Wild Beauty features stunning cinematography of wild horses living on vast stretches of federal lands in several western states, including Colorado. The film shows herds living peacefully on their habitat and engaging in the behaviors that make them so popular with the American people. Mares caring for their newborn foals and stallions dueling for supremacy are set against stunning landscapes, evoking the strong emotional bond we feel for horses and the love we feel for our wild places.
But the film also includes footage of Bureau of Land Management (BLM) helicopter roundup operations that documents the terror and violence experienced by the animals as they are stampeded into traps to be removed from our public lands, primarily to benefit wealthy ranchers and livestock companies.
Wild Beauty: Mustang Spirit of the West cast and crew at the Wild Beauty panel at Breck Film Fest
While some of the scenes are painful to watch, Avis believes it is important to understand what is happening to the wild horses in the Western United States.

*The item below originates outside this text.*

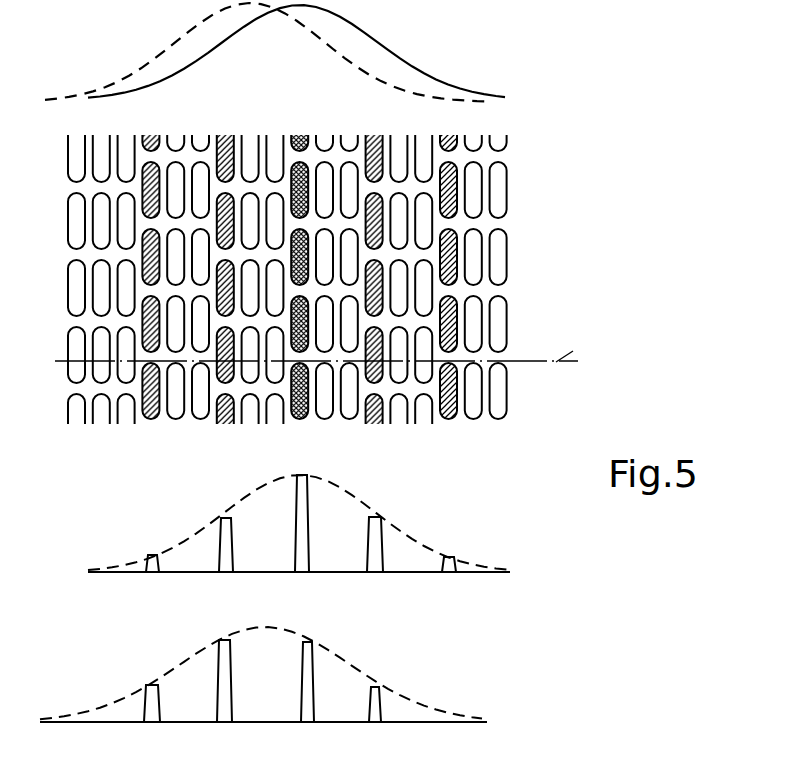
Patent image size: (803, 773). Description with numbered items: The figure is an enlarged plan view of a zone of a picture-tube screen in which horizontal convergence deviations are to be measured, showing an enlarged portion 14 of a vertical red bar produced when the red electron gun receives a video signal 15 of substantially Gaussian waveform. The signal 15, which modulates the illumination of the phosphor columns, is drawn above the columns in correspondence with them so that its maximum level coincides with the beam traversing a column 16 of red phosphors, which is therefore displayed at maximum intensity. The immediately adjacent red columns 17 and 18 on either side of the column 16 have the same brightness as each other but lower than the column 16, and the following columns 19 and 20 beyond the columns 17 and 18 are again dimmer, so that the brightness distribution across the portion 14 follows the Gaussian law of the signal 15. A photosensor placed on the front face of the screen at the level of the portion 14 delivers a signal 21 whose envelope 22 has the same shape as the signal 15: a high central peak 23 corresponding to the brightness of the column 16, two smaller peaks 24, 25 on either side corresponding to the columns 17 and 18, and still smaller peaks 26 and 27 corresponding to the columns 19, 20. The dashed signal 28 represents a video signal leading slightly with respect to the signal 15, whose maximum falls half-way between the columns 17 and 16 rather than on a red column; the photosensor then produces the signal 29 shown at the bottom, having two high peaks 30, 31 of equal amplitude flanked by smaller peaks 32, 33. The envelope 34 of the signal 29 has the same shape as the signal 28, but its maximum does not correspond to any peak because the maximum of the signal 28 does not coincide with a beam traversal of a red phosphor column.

“We wanted to show a distinct juxtaposition between the sweeping beauty of wild horses, their families, and the lands they live on; along with the shocking brutality and cruelty that has befallen them,” says Avis. “The film is very immersive. Audiences get to experience the peace and quietude of nature, the profound interiority of being amongst the wild; and then they are hopefully jolted right out of their seats when that peace is shattered by low flying helicopters, rattling livestock trucks, and utterly outrageous behavior by The Bureau of Land Management.”
Avis and her crew also went undercover at a Texas livestock auction where horses, burros, and even zebras are sold to the highest bidder, with many ending up in the slaughter pipeline to be shipped to Mexico, where they are slaughtered, and their meat is sold to foreign companies.

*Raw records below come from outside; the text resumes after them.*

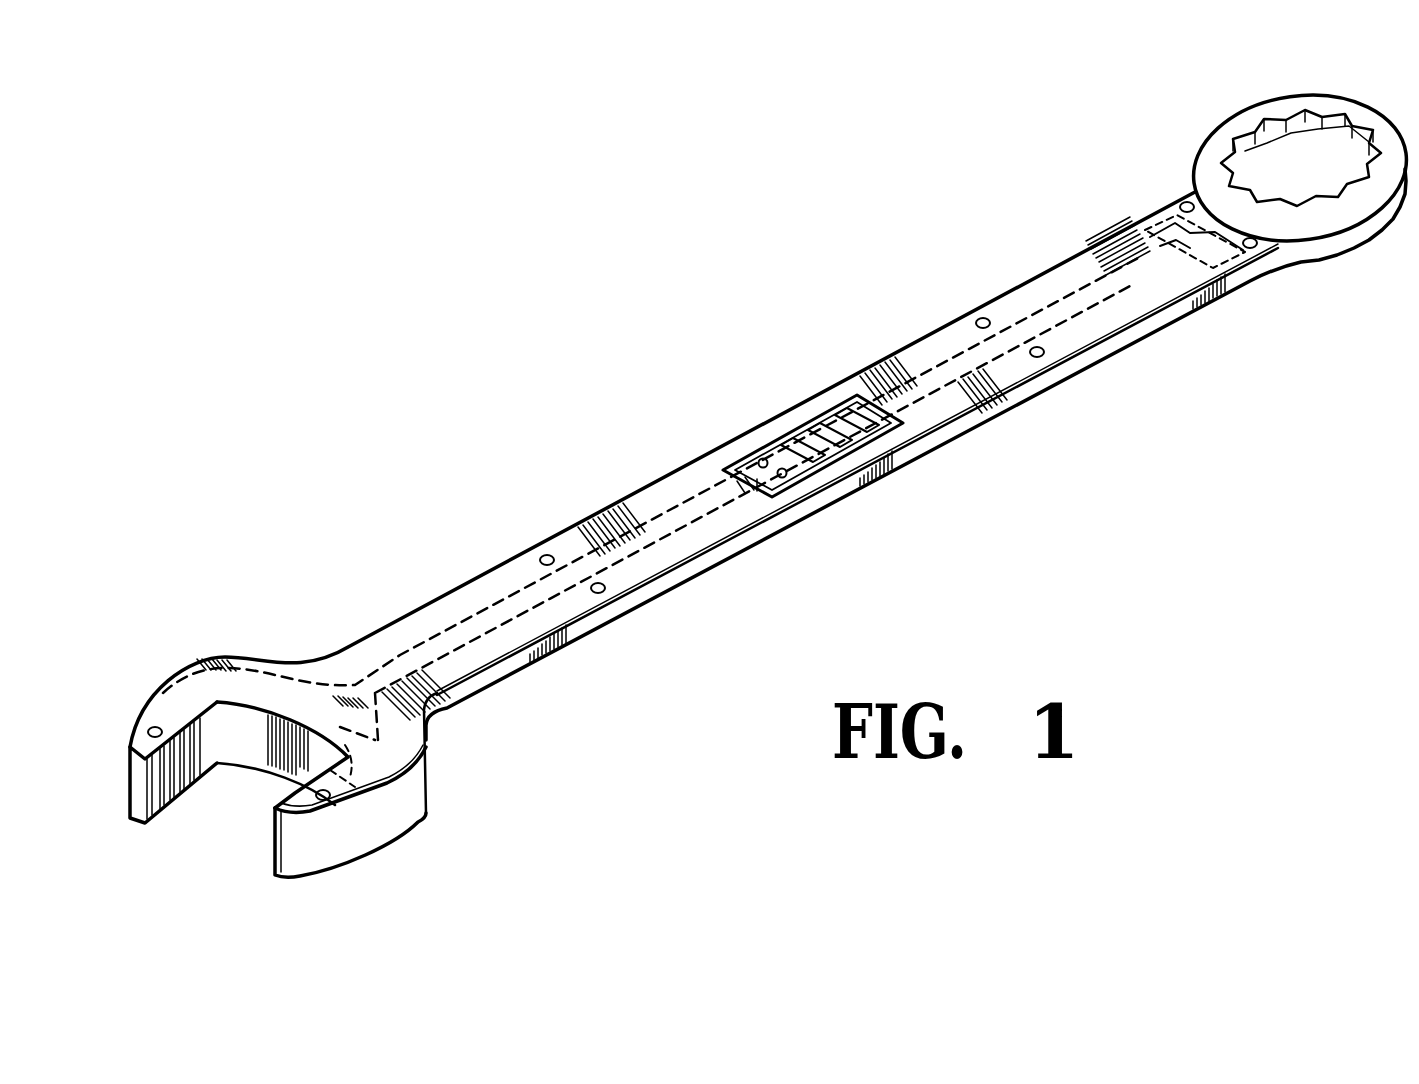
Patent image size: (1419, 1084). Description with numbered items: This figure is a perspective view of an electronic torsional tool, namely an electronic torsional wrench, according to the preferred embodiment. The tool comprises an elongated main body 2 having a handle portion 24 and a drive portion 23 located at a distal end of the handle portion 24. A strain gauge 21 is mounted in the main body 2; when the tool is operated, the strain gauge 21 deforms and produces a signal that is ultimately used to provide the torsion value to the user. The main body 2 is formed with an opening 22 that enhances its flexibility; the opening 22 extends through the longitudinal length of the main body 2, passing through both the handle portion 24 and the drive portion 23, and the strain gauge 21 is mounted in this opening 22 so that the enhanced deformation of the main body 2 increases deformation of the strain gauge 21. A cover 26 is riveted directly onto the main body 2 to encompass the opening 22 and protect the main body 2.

The main body 2 is at (528, 516).
The strain gauge 21 is at (192, 707).
The opening 22 is at (355, 712).
The drive portion 23 is at (250, 662).
The handle portion 24 is at (663, 590).
The cover 26 is at (1068, 337).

From left; Edward Winters, Ashley Avis, and Scott Beckstead during the Wild Beauty Premiere
“The auction was one of the most disturbing scenarios that we filmed, knowing the heartbreaking fate that so many of the wild horses and burros were headed toward,” says Avis. “We hoped that by showing the grim reality of what is occurring in our own country, that we can urge Congress to finally pass a federal law to shut down the horror of the slaughter pipeline and give horses and burros the protection they rightfully deserve.”
Best known for directing Disney’s 2020 feature film, Black Beauty – a modern retelling of Anna Sewell’s classic resting on the story’s titular character being captured in a U.S. government roundup – Avis said when she began learning the truth about what is happening to America’s wild herds, she couldn’t stop with that project. She launched The Wild Beauty Foundation in 2020 to use her platform in entertainment to try to help, and also connect with children.
Following the film in Breckenridge, a panel of experts that included Avis, her production crew, experts appearing in the film, and First Gentleman Marlon Reis, spoke to the audience about the message of the movie and more details on the need to reform the federal government’s wild horse and public lands policies.
From left; Richard Avis, Scott Beckstead, First Gentleman Marlon Reis, Ashley Avis, and Kimerlee Curyl at the Breck Film Fest
“I’m all in on this issue,” proclaimed Reis, who remarked on the contrast between the beauty of the horses and the brutality of the helicopter roundups. He told the audience he believed that art has a way of fostering conversations in a way that normal policy debates cannot. Both he and Governor Polis actively worked to convince the BLM from stop the roundup of the Sand Wash Basin horses last year and the Piceance Basin horses over the summer.
The BLM conducted those operations despite those efforts and widespread public opposition, but Reis said he believes Colorado can lead the way by fostering a new working relationship between state and federal partners that reflects Colorado’s core humane values and sets a new path for the wild equine herds.
Wild Beauty screening at Breck Film Festival
Wild Beauty: Mustang Spirit of the West was next shown at The Boston Film Festival, and will be screening at DOC LA, Newport Beach Film Festival, St. Louis International Film Festival, and Fort Lauderdale Film Festival later this year. More information can be found on the Wild Beauty website.
Avis and her crew are in talks with a number of streaming platforms to begin broad public distribution of the film.